Have your clients pre-negotiated who will raise the children?
While consultants are not lawyers, so cannot provide legal advice, they can raise the issue—and the types of questions that need to be addressed—so that they are prepared to negotiate with their attorneys to develop. pre-marriage or settlement.
This includes what each person’s assets and debts are, but also what their short-term, mid-term and long-term plans are, so they can develop a baseline that they can revisit from time to time. .
“They need to think about things like: Who’s going to watch the kids? What happens when you change your mind? It’s about normalizing the conversation, and that’s really important,” she said. “People stop talking and then turn a blind eye. They hope for the best, which is a very bad idea.”
Rubach has a checklist of questions she asks customers to make sure she has covered a complete baseline of what might arise. It includes each of the roles and responsibilities of the couple, and what each of their career potentials are.
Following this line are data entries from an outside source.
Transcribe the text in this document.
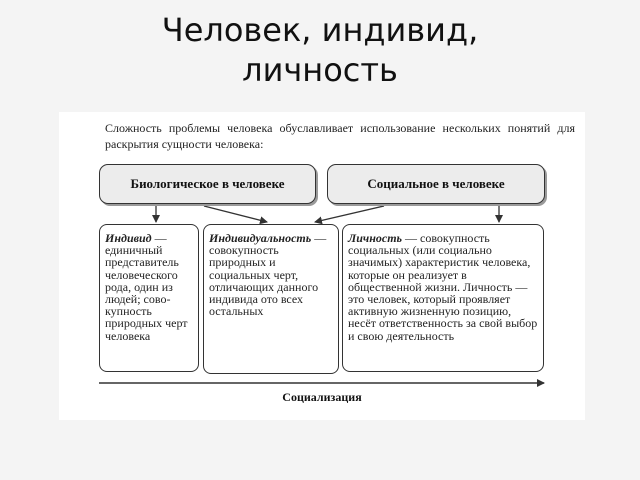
Человек, индивид,
личность
Сложность проблемы человека обуславливает использование нескольких понятий для раскрытия сущности человека:
Биологическое в человеке	Социальное в человеке
Индивид — единичный представитель человеческого рода, один из людей; сово-купность природных черт человека
Индивидуальность — совокупность природных и социальных черт, отличающих данного индивида ото всех остальных
Личность — совокупность социальных (или социально значимых) характеристик человека, которые он реализует в общественной жизни. Личность — это человек, который проявляет активную жизненную позицию, несёт ответственность за свой выбор и свою деятельность
Социализация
It also includes how many children they are going to have and who is going to stay at home with them, what it looks like, and what a return to work might look like for that person. But, it also considers how a child may need to adjust if a child has additional problems and needs to continue to provide care that that parent needs. Affects ability to return to work.
“What are they going to do? How are they going to talk about it? It’s like setting the rules of the game,” Rubach said. “It sets aside things that can get really emotional because If you can’t talk about them when you’re still friends, then what?”